Littérature noire
2 Octobre 2018
" J'en avais des dizaines, de ces bons souvenirs, des centaines, la plupart associés à Billie, j'en avais pour toute une vie, parce qu'un enfant vous comble une existence en criant lapin, mais j'aurais préféré devenir amnésique sur le champ plutôt que d'en être réduit à me rappeler que j'avais déjà été heureux. Il n'y a rien de plus triste qu'un bon souvenir quand la fillette avec qui vous devriez le partager n'est plus là pour que vous lui rafraîchissiez la mémoire..."
Un jour, après l'école, la fille de Bill Richard, Billie donc, a disparu. Aucune trace. Aucun témoin. La police est en échec. La douleur inconmensurable du père, la dérive mentale de la mère ont fait exploser le couple. Bill déménage au bout de trois ans dans le village de Rivière-aux-Trembles, ignorant qu'ici même s'est joué, il y a près de trois décennies, une autre disparition, celle de Michael, 12 ans, alors qu'il jouait tranquillement avec sa meilleure amie, Marinie. Cette dernière est restée profondément marquée par cette journée. Et si elle est de retour dans le village de son enfance, c'est pour enterrer son père et sans doute aussi, ce terrible souvenir. Sauf qu'un autre enfant vient, à son tour, de disparaître.
Après le génial Bondrée, il y a deux ans, la Québécquoise Andrée A. Michaud revient avec Rivière tremblante et cette même idée en tête : les enfants, leur hauteur de vue, face à la Nature qui, si elle n'est pas menaçante, renferme des secrets pas forcément avouables. Ici, tout part d'un mensonge : il n'y a pas d'arbres de type trembles autour de la rivière, le nom vient de la langue innu, nanamiu-shipu, rivière tremblante, référence probablement à un lointain tremblement de terre. Rien n'est donc sûr dans ces lieux de glace et de neige. Rien n'est évident et le mal, bien sûr, n'est pas loin.
Adepte d'une langue douce, Michaud étire tant la narration que la douleur, dans une première partie d'une grande émotion. En parallèle, Bill et Marnie trainent leur souffrance, comme un énorme baluchon. Il y a là des lignes d'une grande force, sur la séparation, la mort de l'innocence. Michaud creuse profond dans le coeur du lecteur, jusqu'à lui faire sentir cette absence. Puis le roman chavire sur l'enquête de cette nouvelle disparition. C'est assez classique, mais encore une fois, la prose spécifique à la Belle Province enchante le récit : " toutes mes idées sur la famille avaient sacré le camp...", " à dix huit ans elle en avait eu plein le casque...", " ce qui les chicotait c'était mon intérêt pour les enfants disparus..."

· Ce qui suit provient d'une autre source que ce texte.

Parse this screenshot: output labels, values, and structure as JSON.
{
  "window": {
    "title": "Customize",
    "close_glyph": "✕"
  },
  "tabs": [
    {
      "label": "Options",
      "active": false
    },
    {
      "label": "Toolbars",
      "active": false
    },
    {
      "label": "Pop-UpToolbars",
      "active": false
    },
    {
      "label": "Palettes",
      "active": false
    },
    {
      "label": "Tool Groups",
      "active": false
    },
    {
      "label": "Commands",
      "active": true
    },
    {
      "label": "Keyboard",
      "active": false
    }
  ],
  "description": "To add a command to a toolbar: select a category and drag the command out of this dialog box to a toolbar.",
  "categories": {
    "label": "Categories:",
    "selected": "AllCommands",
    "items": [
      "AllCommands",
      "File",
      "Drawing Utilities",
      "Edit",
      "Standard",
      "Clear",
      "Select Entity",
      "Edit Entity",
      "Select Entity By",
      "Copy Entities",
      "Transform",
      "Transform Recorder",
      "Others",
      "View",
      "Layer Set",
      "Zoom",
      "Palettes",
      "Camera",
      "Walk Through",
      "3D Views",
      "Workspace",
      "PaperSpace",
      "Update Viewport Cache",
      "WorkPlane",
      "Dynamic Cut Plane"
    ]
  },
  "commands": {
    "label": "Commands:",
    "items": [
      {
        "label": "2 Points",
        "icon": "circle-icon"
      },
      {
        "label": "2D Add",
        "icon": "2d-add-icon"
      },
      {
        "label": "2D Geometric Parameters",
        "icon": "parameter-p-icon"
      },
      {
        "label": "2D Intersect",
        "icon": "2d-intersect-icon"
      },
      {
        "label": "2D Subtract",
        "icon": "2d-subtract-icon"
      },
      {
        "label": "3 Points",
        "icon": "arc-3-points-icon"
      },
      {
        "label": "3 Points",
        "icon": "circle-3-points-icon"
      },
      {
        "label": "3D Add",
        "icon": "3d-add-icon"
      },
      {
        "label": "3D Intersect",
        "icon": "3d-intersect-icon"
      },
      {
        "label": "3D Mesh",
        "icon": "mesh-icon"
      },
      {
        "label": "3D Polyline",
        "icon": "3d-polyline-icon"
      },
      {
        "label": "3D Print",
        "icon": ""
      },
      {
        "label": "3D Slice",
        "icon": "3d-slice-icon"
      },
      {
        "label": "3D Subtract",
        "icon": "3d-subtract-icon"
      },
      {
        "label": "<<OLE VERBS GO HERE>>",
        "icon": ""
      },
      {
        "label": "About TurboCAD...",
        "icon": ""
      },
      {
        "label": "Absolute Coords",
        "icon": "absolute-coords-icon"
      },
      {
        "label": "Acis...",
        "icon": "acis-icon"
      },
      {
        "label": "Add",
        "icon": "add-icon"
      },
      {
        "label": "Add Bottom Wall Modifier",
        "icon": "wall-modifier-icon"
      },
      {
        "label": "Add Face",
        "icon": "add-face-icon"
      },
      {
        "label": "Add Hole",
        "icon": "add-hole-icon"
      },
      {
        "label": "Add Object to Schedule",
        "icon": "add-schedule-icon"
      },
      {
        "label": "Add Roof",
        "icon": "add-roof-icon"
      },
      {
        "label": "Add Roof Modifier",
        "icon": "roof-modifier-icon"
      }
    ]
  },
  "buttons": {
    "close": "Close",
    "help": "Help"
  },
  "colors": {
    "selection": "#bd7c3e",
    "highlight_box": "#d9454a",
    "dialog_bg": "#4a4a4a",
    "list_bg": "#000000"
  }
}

L'amateur de thrillers bodybuildés ou de polars tut simplement, trouvera peut-être le temps long dans la première partie de ce roman qui s'attelle à définir les différentes strates de l'enfance massacrée. On trouve ici pourtant ce qui fait le charme d'un auteur comme Thomas H. Cook. Une précaution dans les sentiments, une ambiance d'amours souillés par le drame, un temps plus élastique. La petite touche personnelle d'Andrée A. Michaud c'est qu'elle se refuse à expliquer tout, un peu comme cette neige qui se dépose, elle enfouit des réponses, étouffe les pistes. C'est malin et vrai. Autant dire que l'on attend avec impatience la publication des autres romans de cette auteure au style si particulier.